Ratings: Moody’s changed its outlook to negative for 82 European banks because of new euro zone bank resolution rules that prohibit bailouts for bank bondholders. In the same announcement it upgraded one bank.

Cuts: RBS is reducing its U.S. mortgage business by two thirds, resulting in hundreds of job losses. The move is partly to reduce its risks in the U.S. real estate market and partly to reduce its U.S. footprint below $50 billion in assets, a level that would subject it to closer Fed scrutiny.

Seeking capital: Bank of America is selling 13 Tennessee branches to First Tennessee Bank. Bank of America is in the middle of a multi-year process of closing hundreds of branches in order to cut its operating costs. Citigroup says it expects to sell the OneMain personal loan business this year, probably in a private sale. It has been trying to unload the high-risk operation for years, but previously there was little interest from buyers.

Investigations: The U.S. Justice Department is investigating France’s BNP Paribas for running money for Iran. Reportedly the bank could face a fine near $10 billion or the loss of its U.S. banking license. The Justice Department is investigating at least 10 banks along with other companies for participating in transaction fraud. In particular, banks are believed to have processed hundreds of millions of dollars in fraudulent charges for black-market gun dealers that were essentially blackmailing their customers. The city of Los Angeles is accusing JPMorgan and Wells Fargo of discriminatory and predatory lending practices. Providence, Rhode Island, is pursuing a similar case against Santander.
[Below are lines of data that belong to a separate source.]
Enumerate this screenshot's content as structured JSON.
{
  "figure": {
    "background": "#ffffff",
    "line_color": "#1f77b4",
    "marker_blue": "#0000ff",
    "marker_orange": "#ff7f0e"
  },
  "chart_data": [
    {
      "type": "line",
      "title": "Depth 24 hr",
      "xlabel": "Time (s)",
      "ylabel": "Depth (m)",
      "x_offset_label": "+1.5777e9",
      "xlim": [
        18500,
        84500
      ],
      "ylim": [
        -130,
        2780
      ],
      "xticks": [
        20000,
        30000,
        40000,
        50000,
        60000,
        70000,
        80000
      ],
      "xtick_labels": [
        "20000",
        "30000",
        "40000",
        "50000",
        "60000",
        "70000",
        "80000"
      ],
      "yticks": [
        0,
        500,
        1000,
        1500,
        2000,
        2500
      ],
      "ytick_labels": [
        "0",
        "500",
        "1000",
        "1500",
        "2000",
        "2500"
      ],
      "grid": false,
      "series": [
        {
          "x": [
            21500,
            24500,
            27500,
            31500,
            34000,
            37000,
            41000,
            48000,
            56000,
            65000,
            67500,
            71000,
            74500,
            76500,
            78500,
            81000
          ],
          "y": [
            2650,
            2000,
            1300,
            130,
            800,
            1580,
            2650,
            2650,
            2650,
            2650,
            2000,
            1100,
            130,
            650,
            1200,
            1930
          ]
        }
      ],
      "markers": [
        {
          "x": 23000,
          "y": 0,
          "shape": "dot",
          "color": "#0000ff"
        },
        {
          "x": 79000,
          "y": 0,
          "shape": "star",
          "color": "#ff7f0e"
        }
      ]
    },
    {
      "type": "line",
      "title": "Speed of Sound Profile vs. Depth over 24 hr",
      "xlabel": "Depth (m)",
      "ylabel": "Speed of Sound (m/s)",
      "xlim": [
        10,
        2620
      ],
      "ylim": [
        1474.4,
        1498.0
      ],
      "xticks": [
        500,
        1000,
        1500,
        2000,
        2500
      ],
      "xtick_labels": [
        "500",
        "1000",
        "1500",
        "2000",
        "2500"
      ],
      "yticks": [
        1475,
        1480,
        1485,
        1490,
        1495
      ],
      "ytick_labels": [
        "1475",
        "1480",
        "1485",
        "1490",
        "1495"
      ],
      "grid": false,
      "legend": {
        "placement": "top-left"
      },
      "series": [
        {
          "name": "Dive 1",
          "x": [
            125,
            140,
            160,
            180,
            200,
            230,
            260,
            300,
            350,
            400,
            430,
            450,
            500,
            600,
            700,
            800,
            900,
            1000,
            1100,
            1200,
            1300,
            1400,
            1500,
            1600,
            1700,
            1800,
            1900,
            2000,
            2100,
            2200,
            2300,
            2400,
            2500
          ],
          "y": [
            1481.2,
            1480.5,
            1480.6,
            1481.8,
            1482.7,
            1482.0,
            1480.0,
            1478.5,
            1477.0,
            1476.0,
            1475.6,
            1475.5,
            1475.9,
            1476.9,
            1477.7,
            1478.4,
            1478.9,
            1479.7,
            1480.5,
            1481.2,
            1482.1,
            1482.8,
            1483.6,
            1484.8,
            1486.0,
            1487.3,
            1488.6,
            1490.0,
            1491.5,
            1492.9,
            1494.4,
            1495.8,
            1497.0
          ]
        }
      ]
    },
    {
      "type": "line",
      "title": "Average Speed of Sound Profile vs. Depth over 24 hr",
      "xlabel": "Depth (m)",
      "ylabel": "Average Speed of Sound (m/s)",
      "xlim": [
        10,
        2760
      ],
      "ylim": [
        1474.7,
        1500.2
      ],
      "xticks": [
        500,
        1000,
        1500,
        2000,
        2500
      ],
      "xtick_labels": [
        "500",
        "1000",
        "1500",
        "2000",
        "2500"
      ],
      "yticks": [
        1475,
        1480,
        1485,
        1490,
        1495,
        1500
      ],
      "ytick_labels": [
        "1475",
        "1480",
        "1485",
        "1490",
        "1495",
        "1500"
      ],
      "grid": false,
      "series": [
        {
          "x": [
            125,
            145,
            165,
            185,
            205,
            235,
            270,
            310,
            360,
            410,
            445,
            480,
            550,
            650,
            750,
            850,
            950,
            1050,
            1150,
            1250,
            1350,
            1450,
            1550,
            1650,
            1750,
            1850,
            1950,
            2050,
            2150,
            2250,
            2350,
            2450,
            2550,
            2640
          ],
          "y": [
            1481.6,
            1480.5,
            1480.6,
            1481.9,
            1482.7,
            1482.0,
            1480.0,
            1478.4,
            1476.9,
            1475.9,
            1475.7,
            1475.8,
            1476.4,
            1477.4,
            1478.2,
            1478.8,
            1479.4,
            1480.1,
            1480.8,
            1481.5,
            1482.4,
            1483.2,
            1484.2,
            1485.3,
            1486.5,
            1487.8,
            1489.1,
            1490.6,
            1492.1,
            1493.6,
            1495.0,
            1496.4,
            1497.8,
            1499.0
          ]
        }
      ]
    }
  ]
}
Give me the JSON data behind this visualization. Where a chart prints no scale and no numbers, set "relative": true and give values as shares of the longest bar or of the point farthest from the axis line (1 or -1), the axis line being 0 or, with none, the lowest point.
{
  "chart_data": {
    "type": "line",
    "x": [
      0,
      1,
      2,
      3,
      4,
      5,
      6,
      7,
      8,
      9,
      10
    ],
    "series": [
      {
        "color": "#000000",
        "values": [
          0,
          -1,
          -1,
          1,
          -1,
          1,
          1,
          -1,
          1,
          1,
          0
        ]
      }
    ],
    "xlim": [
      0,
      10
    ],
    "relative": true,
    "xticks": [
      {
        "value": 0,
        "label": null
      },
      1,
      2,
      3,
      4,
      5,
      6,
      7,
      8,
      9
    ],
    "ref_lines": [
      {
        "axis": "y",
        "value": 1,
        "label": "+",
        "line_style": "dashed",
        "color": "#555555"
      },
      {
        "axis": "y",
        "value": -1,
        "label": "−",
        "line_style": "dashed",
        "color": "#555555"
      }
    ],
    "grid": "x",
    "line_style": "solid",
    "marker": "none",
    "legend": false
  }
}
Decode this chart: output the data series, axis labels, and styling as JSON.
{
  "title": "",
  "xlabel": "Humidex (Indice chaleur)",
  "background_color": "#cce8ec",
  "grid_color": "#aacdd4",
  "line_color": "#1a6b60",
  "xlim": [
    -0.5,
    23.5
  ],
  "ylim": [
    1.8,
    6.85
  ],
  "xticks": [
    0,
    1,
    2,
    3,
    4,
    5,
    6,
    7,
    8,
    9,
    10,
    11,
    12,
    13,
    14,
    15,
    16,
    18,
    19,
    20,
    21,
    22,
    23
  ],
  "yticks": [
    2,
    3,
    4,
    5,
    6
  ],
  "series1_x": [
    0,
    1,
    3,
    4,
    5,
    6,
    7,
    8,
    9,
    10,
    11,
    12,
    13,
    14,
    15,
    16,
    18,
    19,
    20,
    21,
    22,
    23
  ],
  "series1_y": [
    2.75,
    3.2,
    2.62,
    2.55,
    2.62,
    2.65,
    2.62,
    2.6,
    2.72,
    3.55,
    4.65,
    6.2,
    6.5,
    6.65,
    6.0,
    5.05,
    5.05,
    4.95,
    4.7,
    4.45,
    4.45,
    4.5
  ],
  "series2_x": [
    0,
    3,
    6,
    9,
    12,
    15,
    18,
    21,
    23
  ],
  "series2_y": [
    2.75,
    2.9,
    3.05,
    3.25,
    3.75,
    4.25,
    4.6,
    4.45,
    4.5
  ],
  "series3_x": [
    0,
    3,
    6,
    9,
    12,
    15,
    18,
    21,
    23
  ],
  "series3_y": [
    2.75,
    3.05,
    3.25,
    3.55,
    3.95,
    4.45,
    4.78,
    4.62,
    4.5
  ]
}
Bank failures this year have disproportionately come on the last Friday of the month, and that pattern continues tonight. In Maryland, the O.C.C. closed Slavie Federal Savings Bank, which had $111 million in deposits at two branches in Bel Air and Baltimore. Bay Bank is paying a 0.2 percent premium for the deposits and is also purchasing 93 percent of the assets. The failed bank was originally created to serve immigrants from Bohemia. The O.C.C. had ordered it in 2012 to improve its operations.